I’ve locally modified CalendarApplicator to handle your (2) case above, calling complete() on the new Calendar instance as it is being hydrated and faulted into memory. I’m not sure if (1) is being done anywhere, I don’t think that matters for my test because it’s testing the faulted-in Calendar instance.

But the UnlockedSharedObjectException is still happening later in my test. I should’ve been clear earlier, the test is deliberately calling calendar.read(…) (on the newly hydrated instance) without locking on the calendar. Because the read(…) method calls complete(), and because complete() always calls setFieldsComputed() in JDK 1.5 and sets some fields, the UnlockedSharedObjectException gets thrown at that point.

Tim I’ll e-mail you an Eclipse patch so you can see my changes if you wish.

Scott Bale 2008-04-08

Tim, Alex and I met today about this issue, and we decided that there’s enough potential work here that we would like some outside feedback on the priority of this issue.

After examining the java.util.Calendar source code (JDK 1.5), it appears Calendar instances are not safe for concurrent access. There are many fields which are neither final nor volatile, and there is no synchronization anywhere in the class (except on one static method).

One option we discussed is instrumenting the class so that read-only methods never set values on any fields. The state machine is rather complicated so it’s hard to tell if this is possible, but the one test I wrote shows that the computeFields() method needlessly sets some fields that are already set to the same value - if this could be prevented then the UnlockSharedObjectException wouldn’t happen in that case. The computeFields() method is called in different cases though so it’s hard to tell if we could instrument the class so that read methods never have to set fields.
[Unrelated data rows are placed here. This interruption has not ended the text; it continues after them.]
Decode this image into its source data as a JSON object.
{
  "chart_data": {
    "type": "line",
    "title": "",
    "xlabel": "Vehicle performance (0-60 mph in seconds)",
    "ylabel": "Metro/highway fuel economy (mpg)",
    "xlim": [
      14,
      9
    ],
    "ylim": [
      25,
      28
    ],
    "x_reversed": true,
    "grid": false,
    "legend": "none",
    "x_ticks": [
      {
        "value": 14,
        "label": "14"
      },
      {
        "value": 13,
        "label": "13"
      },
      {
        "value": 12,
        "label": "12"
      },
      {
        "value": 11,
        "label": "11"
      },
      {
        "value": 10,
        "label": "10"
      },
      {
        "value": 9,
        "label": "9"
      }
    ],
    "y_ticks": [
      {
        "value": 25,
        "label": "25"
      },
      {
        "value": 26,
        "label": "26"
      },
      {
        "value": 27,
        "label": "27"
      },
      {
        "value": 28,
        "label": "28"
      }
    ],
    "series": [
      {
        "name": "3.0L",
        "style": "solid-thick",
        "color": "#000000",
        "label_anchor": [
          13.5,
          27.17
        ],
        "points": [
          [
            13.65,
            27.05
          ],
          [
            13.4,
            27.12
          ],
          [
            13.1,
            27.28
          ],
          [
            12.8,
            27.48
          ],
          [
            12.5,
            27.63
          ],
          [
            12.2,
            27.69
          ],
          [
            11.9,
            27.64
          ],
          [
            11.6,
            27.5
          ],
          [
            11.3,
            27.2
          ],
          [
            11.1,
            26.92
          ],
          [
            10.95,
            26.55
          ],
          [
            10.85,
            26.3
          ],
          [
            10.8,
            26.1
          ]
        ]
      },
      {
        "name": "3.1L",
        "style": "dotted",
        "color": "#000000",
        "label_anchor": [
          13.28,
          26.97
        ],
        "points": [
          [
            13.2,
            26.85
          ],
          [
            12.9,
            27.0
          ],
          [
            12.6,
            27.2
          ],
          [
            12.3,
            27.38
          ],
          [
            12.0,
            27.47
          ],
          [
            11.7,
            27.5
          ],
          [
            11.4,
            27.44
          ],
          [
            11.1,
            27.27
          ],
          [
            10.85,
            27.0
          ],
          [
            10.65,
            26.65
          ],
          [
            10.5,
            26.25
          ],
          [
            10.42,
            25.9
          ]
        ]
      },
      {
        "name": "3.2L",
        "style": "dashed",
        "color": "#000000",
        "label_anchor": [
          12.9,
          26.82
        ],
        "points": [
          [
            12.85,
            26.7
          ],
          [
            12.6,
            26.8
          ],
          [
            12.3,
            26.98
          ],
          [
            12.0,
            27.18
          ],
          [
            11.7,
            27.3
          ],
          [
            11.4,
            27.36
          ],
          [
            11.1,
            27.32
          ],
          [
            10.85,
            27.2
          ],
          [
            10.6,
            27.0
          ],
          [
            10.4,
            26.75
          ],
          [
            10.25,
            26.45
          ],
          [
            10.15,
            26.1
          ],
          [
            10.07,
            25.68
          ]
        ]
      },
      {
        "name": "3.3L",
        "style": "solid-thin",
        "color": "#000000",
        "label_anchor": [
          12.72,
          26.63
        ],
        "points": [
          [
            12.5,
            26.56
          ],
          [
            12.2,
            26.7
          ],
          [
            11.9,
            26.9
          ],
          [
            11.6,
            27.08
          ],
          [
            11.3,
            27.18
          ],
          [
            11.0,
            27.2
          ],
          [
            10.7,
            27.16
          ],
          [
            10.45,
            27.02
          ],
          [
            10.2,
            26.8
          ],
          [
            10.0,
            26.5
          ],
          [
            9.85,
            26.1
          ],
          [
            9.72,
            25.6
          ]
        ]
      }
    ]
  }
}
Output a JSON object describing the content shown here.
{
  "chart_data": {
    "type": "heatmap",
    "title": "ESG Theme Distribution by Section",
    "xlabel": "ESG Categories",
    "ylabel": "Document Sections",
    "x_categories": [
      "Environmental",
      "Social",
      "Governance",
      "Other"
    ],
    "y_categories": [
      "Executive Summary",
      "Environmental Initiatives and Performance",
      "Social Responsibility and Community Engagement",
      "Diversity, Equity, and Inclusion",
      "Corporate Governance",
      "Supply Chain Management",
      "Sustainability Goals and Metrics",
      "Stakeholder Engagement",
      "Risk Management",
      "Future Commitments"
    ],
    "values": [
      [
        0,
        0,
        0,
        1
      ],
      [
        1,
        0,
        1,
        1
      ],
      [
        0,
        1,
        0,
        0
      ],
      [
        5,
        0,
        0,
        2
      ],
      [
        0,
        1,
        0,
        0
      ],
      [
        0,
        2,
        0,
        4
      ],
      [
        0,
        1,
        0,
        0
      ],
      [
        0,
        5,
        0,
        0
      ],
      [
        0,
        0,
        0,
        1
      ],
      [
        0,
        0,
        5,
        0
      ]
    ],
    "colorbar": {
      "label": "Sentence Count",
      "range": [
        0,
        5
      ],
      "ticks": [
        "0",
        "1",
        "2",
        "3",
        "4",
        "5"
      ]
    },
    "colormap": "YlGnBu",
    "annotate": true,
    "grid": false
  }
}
Another option is we could auto-synchronize on some methods (tbd) of Calendar to force it to be thread-safe, and then we could auto-lock those methods by default in tc-config. The downside of this is that even non-clustered, thread-confined instances of Calendar would have that synchronization overhead.

Finally Tim pointed out that we could do this in a new Calendar TIM, and document very clearly that if you want thread-safe clusterable Calendar instances, you can use this TIM but all instances of Calendar will have synchronization. Otherwise, user should manually guard and configure TC locks for their Calendar instances.

One last possibility that didn’t occur to me until after the meeting - could we modify TC to not throw UnlockSharedObjectException in the case that a set is being done to a field that is already set to the same value?

Scott Bale 2008-04-09

Forgot one other possibility we discussed - we could switch Calendar to logical management rather than physical management (like we do with TreeMap). But that has its own set of hurdles especially for subclassers of Calendar.

Stephen Goldbaum 2008-05-02

For some outside feedback: A lot of financial applications with large existing code bases use Calendar extensively, which makes this a major issue for adopting TC. The Calendar TIM solution looks like a good option. Another option would be to provide your own implementation of Calendar & GregorianCalendar (and TimeZone?) in the boot jar with the appropriate modifications to make it behave for TC.